Osceola County Developments

Osceola razes W192 eyesore building after years of code violations

Oscoela County Code Enforcement officers said the building had broken windows and was full of junk and debris. There was evidenced squatters were living there.

Osceola County demolished an abandoned, former walk-in medical clinic on the W192 tourism corridor last week after dealing with years of code violations, and is considering what should come next for the property.

The owners of the former clinic at 4721 W. Irlo Bronson Memorial Highway had racked up more than $230,000 in code enforcement liens, fines and penalties when the county foreclosed on the property last fall.

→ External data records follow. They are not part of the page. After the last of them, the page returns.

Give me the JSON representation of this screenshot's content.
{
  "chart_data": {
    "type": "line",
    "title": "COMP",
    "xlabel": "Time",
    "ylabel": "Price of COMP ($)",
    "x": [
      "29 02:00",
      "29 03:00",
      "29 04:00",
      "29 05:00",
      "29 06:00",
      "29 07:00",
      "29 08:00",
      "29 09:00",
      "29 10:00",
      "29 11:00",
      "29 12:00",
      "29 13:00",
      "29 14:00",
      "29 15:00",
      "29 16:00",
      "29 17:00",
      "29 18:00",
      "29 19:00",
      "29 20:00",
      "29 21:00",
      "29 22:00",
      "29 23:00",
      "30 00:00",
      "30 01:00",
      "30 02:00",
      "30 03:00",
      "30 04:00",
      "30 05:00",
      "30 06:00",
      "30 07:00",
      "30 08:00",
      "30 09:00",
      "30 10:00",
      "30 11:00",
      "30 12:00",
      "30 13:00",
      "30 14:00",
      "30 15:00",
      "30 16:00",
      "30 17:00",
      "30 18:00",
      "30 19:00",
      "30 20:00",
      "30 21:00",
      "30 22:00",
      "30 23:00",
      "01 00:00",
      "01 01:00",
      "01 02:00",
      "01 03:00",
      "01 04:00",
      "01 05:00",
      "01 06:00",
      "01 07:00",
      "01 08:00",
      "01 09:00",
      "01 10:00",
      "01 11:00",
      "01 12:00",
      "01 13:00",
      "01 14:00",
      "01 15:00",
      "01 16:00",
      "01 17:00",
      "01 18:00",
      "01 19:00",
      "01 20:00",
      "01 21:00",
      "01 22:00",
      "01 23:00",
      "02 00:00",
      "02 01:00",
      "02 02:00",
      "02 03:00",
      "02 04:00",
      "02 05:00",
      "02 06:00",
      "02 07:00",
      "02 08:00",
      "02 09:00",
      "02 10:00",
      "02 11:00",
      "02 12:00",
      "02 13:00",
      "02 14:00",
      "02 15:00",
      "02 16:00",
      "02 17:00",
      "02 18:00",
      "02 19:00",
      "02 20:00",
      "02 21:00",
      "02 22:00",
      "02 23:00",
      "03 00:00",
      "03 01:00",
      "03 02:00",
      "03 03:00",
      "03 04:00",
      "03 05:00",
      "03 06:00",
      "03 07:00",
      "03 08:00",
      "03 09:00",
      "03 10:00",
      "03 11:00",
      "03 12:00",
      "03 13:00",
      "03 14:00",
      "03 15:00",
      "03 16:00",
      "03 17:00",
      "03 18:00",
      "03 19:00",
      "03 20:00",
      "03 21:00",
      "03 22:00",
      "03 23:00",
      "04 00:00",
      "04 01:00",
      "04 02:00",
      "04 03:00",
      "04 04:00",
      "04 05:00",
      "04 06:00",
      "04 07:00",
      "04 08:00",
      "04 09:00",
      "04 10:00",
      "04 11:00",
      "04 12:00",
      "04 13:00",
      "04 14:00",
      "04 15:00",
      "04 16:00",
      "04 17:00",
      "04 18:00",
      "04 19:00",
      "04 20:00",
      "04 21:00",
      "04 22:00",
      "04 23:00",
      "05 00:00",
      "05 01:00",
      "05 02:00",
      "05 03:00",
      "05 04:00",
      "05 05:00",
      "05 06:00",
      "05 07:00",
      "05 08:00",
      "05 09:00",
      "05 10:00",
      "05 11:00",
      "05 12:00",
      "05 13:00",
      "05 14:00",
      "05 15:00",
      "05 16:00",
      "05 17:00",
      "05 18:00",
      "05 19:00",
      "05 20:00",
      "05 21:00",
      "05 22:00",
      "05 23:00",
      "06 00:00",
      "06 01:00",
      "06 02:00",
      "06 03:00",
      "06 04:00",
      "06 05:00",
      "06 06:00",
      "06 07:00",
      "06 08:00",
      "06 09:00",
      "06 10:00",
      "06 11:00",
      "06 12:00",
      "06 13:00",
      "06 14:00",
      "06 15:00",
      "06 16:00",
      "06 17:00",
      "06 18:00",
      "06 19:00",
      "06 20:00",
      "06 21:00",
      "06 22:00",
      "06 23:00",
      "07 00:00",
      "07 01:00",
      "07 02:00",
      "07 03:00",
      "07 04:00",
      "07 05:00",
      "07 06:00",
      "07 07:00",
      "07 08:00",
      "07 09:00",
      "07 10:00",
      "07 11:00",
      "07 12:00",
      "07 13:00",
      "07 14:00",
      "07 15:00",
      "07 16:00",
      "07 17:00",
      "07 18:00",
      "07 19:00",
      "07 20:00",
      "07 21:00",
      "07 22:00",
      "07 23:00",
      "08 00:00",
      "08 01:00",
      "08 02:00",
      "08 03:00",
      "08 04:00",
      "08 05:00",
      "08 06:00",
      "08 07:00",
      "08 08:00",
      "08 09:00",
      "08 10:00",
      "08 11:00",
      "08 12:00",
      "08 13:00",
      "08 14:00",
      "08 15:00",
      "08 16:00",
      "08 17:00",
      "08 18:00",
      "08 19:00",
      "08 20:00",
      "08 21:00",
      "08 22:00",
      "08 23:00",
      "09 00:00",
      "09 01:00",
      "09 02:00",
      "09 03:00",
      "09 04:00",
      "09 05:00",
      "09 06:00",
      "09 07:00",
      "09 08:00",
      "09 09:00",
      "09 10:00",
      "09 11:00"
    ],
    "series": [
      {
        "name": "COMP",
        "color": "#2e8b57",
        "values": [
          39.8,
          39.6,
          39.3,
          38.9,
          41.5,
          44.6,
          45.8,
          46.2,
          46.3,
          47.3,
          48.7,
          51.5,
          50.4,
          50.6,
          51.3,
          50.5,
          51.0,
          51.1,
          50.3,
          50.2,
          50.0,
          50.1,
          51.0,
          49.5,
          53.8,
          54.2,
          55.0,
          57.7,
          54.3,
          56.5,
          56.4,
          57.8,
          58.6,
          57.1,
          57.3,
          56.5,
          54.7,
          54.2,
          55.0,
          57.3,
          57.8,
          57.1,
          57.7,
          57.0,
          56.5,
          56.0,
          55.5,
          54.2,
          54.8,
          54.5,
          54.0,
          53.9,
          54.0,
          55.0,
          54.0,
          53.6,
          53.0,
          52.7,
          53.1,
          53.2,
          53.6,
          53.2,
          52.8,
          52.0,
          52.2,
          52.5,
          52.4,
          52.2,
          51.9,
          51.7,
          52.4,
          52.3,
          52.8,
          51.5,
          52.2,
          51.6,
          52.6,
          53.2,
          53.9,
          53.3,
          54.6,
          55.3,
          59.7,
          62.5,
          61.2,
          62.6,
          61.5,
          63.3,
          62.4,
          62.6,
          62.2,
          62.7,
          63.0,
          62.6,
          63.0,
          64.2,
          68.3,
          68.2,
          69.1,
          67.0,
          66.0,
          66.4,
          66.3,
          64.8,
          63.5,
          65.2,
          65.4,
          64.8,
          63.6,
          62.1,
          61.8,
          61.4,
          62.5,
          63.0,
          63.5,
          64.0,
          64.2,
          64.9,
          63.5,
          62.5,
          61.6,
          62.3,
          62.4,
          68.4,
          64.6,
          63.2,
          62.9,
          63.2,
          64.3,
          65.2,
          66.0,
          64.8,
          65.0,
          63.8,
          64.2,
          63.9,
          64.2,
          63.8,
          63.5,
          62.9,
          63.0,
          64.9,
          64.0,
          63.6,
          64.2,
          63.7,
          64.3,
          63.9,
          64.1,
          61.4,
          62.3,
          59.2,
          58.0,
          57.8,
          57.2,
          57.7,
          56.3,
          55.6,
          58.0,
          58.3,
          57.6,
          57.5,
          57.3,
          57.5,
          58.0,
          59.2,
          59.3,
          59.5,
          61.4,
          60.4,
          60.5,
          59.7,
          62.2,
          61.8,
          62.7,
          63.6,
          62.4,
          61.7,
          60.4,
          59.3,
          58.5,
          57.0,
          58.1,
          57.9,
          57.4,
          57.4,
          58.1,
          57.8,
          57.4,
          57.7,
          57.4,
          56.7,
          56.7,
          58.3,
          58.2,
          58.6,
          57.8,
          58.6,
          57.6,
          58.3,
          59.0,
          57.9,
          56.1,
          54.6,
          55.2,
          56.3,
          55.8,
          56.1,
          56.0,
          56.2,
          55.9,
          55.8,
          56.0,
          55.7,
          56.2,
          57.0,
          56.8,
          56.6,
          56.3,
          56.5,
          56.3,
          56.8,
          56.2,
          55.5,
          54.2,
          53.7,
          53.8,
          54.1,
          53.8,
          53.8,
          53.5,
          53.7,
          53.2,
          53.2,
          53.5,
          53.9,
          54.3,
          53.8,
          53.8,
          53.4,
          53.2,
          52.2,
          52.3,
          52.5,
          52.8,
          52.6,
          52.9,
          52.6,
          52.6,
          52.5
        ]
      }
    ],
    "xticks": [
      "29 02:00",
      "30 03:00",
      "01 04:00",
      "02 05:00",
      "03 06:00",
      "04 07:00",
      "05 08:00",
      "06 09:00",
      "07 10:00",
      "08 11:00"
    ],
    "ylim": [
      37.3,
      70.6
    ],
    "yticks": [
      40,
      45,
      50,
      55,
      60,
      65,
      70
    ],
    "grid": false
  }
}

The property just east of Lake Cecile and the S.R. 535 intersection was well known to county Code Enforcement, which had cases dating back to 2006. In 2008, the owner, Christina Allen of Capital Sun Corp., sought assistance from Code Enforcement and the Osceola Sheriff's Office because homeless people had begun sleeping on the clinic's porch and behind the building.

Last week Osceola county demolished the abandoned medical clinic at 4721 W. Irlo Bronson Memorial Hwy. after it had racked up more than $230,000 in code enforcement fines, liens and penalties.

By 2015, squatters had taken over the now-abandoned building. Code enforcement cited Capital Sun for multiple violations. Inspectors said the windows and back doors had been broken out, the sign was falling apart and there were mattresses, junk and debris everywhere.


In December of that year, the county foreclosed on Capital Sun, winning by summary judgment in late 2016. Osceola County took title to the property in January.

When the county's building department issued a demolition permit in late April, W192 Development Authority Executive Director David Buchheit said it was music to his ears. The building had long been one of the worst eyesores on the tourism corridor, he said.

The future of .4-acre lot at the corner of W192 and Hiawatha Circle has yet to be determined.

Chief Code Enforcement Officer Tom Wilkinson told GrowthSpotter the county may sell the 0.4-acre site, or could elect to redevelop it through a public-private-partnership.

County Manager Don Fisher said no decision had been made regarding how to dispose of the property, which is located on a stretch of W192 near Lake Cecile that has struggled to attract new investment.

Intram Investments, which owns Twistee Treat, bought back one of its cone-shaped ice cream shops that was next to the clinic. Intram will open a new store at Sunrise City Center, a Publix-anchored shopping center about 1.8 miles away.

"It's not in the right location in the market, so we agreed to buy the (cone-shaped) building," Intram vice president Randy Hodge said on Monday. "We're actually closing today. We're going to remove the fiberglass cone and move the store to another location."